Calculating Number of Users Based on Amount of Unique IPs?
pjdepasq asks: "I run a small but growing web site. Currently the site has optional registration (for the message boards), though we know we have a larger number of anonymous users. Is there an industry standard for calculating number of unique users based on the unique IP addresses over a period of time (1 week? 1 month?) We'd like to get a handle on the number of users we have. Sure, I know about dynamic IP addreses and ISPs like AOL which can dilute or confuse the numbers, but surely there's some benchmark calculation we can use."
But I'm told by people in the magazine business that the industry standard there is to assume that the number of readers is 5x the number of issues sold. Of course that will vary widely by magazine: but that's the ratio they all use when making readership claims in their rate cards.
This is exactly the question the original poster was asking, but for the web: everybody knows that getting an exact answer is impossible, he's just looking for a rule of thumb.
Q: "How do you map IPs to users?" A: "Use cookies!"
They mean well, but they don't live in the real world.
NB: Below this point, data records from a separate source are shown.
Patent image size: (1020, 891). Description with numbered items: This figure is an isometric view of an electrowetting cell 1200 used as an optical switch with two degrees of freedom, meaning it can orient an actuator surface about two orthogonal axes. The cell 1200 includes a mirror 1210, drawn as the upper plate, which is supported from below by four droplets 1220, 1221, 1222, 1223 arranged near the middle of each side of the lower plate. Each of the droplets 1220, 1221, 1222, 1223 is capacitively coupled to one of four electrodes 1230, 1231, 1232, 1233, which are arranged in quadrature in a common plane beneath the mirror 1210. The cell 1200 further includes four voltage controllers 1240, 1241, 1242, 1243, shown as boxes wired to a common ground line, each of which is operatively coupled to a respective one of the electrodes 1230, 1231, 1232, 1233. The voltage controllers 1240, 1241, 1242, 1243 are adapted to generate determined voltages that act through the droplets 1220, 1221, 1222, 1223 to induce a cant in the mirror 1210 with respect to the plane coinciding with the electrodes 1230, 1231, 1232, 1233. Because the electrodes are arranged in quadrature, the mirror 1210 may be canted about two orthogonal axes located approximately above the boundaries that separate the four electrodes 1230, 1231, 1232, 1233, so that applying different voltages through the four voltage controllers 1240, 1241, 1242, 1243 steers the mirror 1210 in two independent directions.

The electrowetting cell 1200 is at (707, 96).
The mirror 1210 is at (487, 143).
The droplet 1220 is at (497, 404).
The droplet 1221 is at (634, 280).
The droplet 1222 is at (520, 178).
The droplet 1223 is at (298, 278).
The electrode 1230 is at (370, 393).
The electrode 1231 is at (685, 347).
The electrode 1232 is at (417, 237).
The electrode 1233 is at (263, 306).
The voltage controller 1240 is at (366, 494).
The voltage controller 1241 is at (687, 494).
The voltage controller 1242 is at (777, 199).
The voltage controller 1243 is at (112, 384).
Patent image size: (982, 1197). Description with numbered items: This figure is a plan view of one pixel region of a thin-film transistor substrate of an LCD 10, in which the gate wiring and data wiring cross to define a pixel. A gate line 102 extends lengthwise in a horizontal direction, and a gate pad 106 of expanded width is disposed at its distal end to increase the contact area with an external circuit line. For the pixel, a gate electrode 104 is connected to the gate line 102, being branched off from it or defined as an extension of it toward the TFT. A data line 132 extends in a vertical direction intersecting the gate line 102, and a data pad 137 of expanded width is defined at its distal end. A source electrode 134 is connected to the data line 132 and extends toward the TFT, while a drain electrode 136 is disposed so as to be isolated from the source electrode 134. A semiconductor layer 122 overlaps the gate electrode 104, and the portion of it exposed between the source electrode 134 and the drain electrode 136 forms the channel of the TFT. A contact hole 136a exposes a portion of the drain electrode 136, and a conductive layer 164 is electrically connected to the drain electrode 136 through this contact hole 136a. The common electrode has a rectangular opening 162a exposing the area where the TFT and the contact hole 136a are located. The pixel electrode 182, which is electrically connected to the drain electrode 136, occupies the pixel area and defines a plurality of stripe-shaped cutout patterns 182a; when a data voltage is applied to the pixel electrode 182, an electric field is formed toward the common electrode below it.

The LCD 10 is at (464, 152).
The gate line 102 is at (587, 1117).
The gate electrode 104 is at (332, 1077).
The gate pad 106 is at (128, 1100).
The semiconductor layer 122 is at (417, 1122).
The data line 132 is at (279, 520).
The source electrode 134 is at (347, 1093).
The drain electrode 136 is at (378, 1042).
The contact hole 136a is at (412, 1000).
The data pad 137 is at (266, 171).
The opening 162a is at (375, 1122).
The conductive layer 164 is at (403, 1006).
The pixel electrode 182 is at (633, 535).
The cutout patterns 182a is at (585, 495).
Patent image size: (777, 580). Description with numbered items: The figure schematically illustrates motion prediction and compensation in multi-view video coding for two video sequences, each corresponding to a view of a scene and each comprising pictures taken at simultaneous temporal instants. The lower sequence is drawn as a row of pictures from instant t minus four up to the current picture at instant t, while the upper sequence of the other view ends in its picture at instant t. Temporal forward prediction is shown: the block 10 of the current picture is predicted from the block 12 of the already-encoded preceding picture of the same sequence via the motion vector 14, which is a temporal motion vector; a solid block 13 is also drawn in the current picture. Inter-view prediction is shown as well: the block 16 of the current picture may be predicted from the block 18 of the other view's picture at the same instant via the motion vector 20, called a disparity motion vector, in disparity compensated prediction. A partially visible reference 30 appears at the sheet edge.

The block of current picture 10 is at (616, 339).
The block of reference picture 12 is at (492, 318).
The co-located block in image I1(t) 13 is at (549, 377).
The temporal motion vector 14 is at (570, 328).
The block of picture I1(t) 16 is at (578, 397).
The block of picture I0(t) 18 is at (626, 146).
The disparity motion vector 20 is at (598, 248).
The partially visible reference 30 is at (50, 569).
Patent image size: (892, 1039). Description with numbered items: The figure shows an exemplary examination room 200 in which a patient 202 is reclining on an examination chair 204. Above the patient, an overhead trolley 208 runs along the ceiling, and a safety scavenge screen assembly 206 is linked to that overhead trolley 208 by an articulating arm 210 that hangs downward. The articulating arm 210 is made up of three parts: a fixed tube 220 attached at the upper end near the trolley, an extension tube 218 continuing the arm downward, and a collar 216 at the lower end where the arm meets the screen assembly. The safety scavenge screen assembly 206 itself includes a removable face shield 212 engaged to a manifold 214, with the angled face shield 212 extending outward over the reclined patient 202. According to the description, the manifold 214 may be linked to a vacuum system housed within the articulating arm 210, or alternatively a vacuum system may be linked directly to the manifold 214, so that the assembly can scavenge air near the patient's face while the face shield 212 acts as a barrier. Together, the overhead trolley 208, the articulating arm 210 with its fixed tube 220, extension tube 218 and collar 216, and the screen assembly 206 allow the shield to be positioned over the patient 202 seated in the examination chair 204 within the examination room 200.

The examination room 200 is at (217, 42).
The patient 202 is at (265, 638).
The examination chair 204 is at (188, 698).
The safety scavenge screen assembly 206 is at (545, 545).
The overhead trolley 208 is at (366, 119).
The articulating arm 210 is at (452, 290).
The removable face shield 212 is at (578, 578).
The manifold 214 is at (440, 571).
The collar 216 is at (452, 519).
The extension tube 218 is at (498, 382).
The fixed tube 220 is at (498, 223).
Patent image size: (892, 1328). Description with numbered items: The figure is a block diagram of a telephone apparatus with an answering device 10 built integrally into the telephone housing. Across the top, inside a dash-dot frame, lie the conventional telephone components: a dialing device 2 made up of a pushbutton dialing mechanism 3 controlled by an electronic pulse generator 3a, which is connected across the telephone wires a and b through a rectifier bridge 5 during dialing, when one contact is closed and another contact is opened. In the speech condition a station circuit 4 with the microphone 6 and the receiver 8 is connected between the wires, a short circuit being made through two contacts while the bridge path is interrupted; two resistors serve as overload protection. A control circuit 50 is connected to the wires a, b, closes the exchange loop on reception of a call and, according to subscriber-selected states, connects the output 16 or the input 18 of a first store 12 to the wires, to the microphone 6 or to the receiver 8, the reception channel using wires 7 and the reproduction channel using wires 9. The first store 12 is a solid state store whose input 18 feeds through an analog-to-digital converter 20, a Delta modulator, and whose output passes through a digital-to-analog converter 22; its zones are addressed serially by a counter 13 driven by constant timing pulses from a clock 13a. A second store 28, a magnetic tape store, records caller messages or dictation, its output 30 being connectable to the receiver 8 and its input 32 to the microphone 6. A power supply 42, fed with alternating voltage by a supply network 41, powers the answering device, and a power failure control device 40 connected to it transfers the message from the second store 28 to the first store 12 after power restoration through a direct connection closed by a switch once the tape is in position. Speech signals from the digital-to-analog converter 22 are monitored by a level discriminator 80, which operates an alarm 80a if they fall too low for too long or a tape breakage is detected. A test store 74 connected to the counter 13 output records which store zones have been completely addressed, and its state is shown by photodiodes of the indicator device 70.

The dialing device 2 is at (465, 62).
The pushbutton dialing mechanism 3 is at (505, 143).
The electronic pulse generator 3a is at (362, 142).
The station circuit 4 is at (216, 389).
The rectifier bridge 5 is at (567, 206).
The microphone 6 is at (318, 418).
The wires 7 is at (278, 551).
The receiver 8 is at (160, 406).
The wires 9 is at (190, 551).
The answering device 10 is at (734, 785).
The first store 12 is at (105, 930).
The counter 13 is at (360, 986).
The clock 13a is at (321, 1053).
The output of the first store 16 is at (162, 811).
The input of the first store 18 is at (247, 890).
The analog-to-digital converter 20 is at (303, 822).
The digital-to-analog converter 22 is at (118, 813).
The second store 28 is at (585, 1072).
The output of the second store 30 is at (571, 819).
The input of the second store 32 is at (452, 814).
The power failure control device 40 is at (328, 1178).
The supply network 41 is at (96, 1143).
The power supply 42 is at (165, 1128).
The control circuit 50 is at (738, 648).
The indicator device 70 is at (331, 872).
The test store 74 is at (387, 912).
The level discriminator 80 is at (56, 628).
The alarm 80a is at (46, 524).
I on the other hand mean well AND live in the real world, so here are two reasonable ways to handle it. They both should give similar -- but not identical -- numbers. Either of which is good enough for anyone with reasonable expectations.
1) Count the number of unique IP addresses you see every half hour. Simple, fast, easy. And reasonably accurate.
2) A series of hits from a single IP can be considered a single user if there are no gaps more than five minutes between hits. Count up the number of these bunches of hits you see and you get the number of people. Hard and slow, but reasonably accurate.
Neither of these will really give you the people that came to your site, but they definitly give you a good guess. They can't see stuff hidden behind proxies (but neither can anyone else) and they don't deal with IP addresses that change during a single session. But compare even THIS data to what TV advertisers get from Neilsen and you will NEVER feel like you need to drop a cookie on every one of your users.
I use the first version to report traffic for a 4-million pageview a day website and it works just fine. And if your boss doesn't like it, beat some reasonable expectations into him or her.
That's because I wasn't trying to say IP counting is better than cookies. I was saying that for most sites, counting IPs is more than good enough. Cookie tracking and IP counting are both reasonably accurate.
I'll gladly submit to better ideas, if only you can show me the flaws in my own arguments and convince me of yours.
I wasn't trying to change anyone's mind. I was just trying to answer the original question. Cookies are a great way to track (and count) users, but they have nothing to do with the original question.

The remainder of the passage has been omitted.